- Goromonzi Location within Zimbabwe
- Coordinates: 17°51′18″S 31°22′33″E﻿ / ﻿17.85500°S 31.37583°E
- Country: Zimbabwe
- Province: Mashonaland East
- District: Goromonzi District
- Elevation: 1,465 m (4,806 ft)

Population (2012 Census)
- • Total: 4,732
- Time zone: UTC+1 (CET)
- • Summer (DST): UTC+1 (CEST)

= Goromonzi =

Goromonzi is a rural community in East Mashonaland, Zimbabwe, 20 mi southeast of the country's capital city of Harare. The people are principally from the Shona tribe. The village serves as a trading centre for commercial, communal and co-operative farms. It is also the administrative centre for the Chinyika communal land and Goromonzi District.
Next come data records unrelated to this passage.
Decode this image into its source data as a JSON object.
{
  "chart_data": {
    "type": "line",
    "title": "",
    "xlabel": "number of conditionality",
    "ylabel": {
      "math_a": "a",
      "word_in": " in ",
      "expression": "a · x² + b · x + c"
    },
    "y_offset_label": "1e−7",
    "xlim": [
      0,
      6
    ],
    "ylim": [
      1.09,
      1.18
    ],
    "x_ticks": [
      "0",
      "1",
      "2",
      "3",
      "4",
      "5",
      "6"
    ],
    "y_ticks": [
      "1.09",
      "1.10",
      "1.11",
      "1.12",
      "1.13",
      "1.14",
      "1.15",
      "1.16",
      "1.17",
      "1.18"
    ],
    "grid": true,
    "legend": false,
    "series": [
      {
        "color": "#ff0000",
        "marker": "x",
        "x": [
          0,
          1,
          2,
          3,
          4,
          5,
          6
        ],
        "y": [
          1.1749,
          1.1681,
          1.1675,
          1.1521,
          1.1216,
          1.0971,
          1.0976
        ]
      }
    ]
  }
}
The community is located on a subsidiary road north of the A3 highway to Harare. Goromonzi Hill, at 1581 m, is just southeast of the town.

The global rise in lithium prices in the early 2020s triggered a 'lithium rush' in which artisanal miners occupied a privately owned lithium claim area in Goromonzi. The artisanal miners were later evicted after the area was cordoned off and shut down by Zimbabwe’s Environmental Management Agency.